Рут медленно приходила в себя. И вот она как будто очнулась и осознала, что находится в объятиях Джорджа. Не сразу ей удалось вспомнить, где она. Рут с искренним удивлением взглянула на Джорджа, не понимая, откуда он взялся. Она, правда, слышала, как он окликнул ее, но в тот момент его голос потерялся в гуле голосов обитателей Сент-Джайлза, а потому реальность, примешавшаяся к страшному миру ее воспоминаний, растворилась в нем почти бесследно. В минуты, когда ее терзали жестокие воспоминания об ужасах прошлой жизни, она никогда не плакала. Но вот теперь слезы неудержимо хлынули из ее глаз, и она горько разрыдалась.
— Рут, все плохое в прошлом, — нежно произнес Джордж. — Теперь вы здесь, со мной. И вы никогда больше не покинете этот дом. Любовь моя, я не позволю вам еще раз исчезнуть из моей жизни.
Рыдания Рут мало-помалу утихали. Подняв глаза, она увидела его тревожную и нежную улыбку. И вдруг отпрянула, оттолкнувшись рукой от его груди. Потом опять взглянула на него, все еще смущенная и страдающая, и окончательно пришла в себя, осознав, где она находится и кто рядом с ней.
Она оглянулась и, увидев Кору, поняла, как та взволнованна и испуганна.
— Миссис Прайс… — почти неслышно прошептала девушка.
В этот момент Рут нестерпимо захотелось бежать. Бежать отсюда, чтобы никто не видел ее слабости, заплаканного лица, мучительного взгляда… Бежать, бежать…
Вырвавшись из объятий Джорджа, она сделала шаг назад, затем повернулась, бросилась к дверям и, выскользнув из них, опрометью бросилась по лестнице в сторону своей спальни, указанной ей раньше экономкой.

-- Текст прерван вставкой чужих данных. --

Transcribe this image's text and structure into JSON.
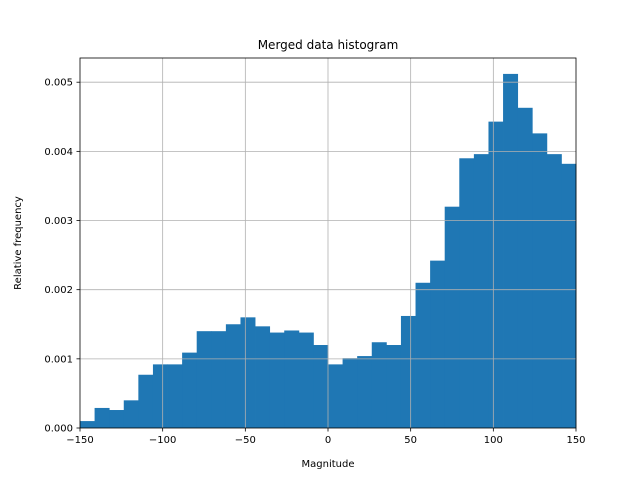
{
  "chart_data": {
    "type": "bar",
    "title": "Merged data histogram",
    "xlabel": "Magnitude",
    "ylabel": "Relative frequency",
    "xlim": [
      -150,
      150
    ],
    "ylim": [
      0,
      0.00535
    ],
    "grid": true,
    "bar_color": "#1f77b4",
    "bin_width": 8.33,
    "bin_edges_start": -150,
    "values": [
      0.0001,
      0.00029,
      0.00026,
      0.0004,
      0.00077,
      0.00092,
      0.00092,
      0.00109,
      0.0014,
      0.0014,
      0.0015,
      0.0016,
      0.00147,
      0.00138,
      0.00141,
      0.00138,
      0.0012,
      0.00092,
      0.00101,
      0.00104,
      0.00124,
      0.0012,
      0.00162,
      0.0021,
      0.00242,
      0.0032,
      0.0039,
      0.00396,
      0.00443,
      0.00512,
      0.00463,
      0.00426,
      0.00396,
      0.00382
    ],
    "x_ticks": [
      -150,
      -100,
      -50,
      0,
      50,
      100,
      150
    ],
    "x_tick_labels": [
      "−150",
      "−100",
      "−50",
      "0",
      "50",
      "100",
      "150"
    ],
    "y_ticks": [
      0,
      0.001,
      0.002,
      0.003,
      0.004,
      0.005
    ],
    "y_tick_labels": [
      "0.000",
      "0.001",
      "0.002",
      "0.003",
      "0.004",
      "0.005"
    ]
  }
}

Кора двинулась было за ней.
— Я должна идти…
— Нет, — сказал Джордж, остановив ее за руку и возвращая назад.
— oНо почему?..
— Она слишком измучена теперь, — ответил он со вздохом. — Ей просто необходимо побыть одной. Садитесь, мисс Ренфрю. Надеюсь, вы хорошо себя чувствовали здесь в мое отсутствие?
— О да, — ответила девушка, но по выра — щению ее лица он понял, что эти слова далеко не отражают ее истинных чувств. — Такое ощущение, как тогда, у меня на приеме… Только этот день гораздо хуже того. Я рада, милорд, что вы появились. Но почему так расстроилась миссис Прайс? Наверное, из-за меня? — продолжала она и вдруг покраснела, сообразив, что последние ее слова отзываются некоторой самонадеянностью. — Простите, я не имела в виду…
— . Думаю, что из-за музыки, — ответил Джордж. — Помнится, она рассказывала как-то, что ее покойная матушка очень любила музицировать.
— Выходит, я, действительно, виновата! — воскликнула огорченная Кора.
Джордж стоял задумавшись. Он пытался представить себе, какие ужасные картины явились несколько минут назад перед мысленным взором Рут, но, услышав слова Коры, повернулся к ней и твердо сказал:
— Нет, это не из-за вашей музыки, мисс Ренфрю. Это из-за воспоминаний, которые пробудила музыка. Пожалуйста, прошу вас, не корите себя, вы ни в чем не виноваты.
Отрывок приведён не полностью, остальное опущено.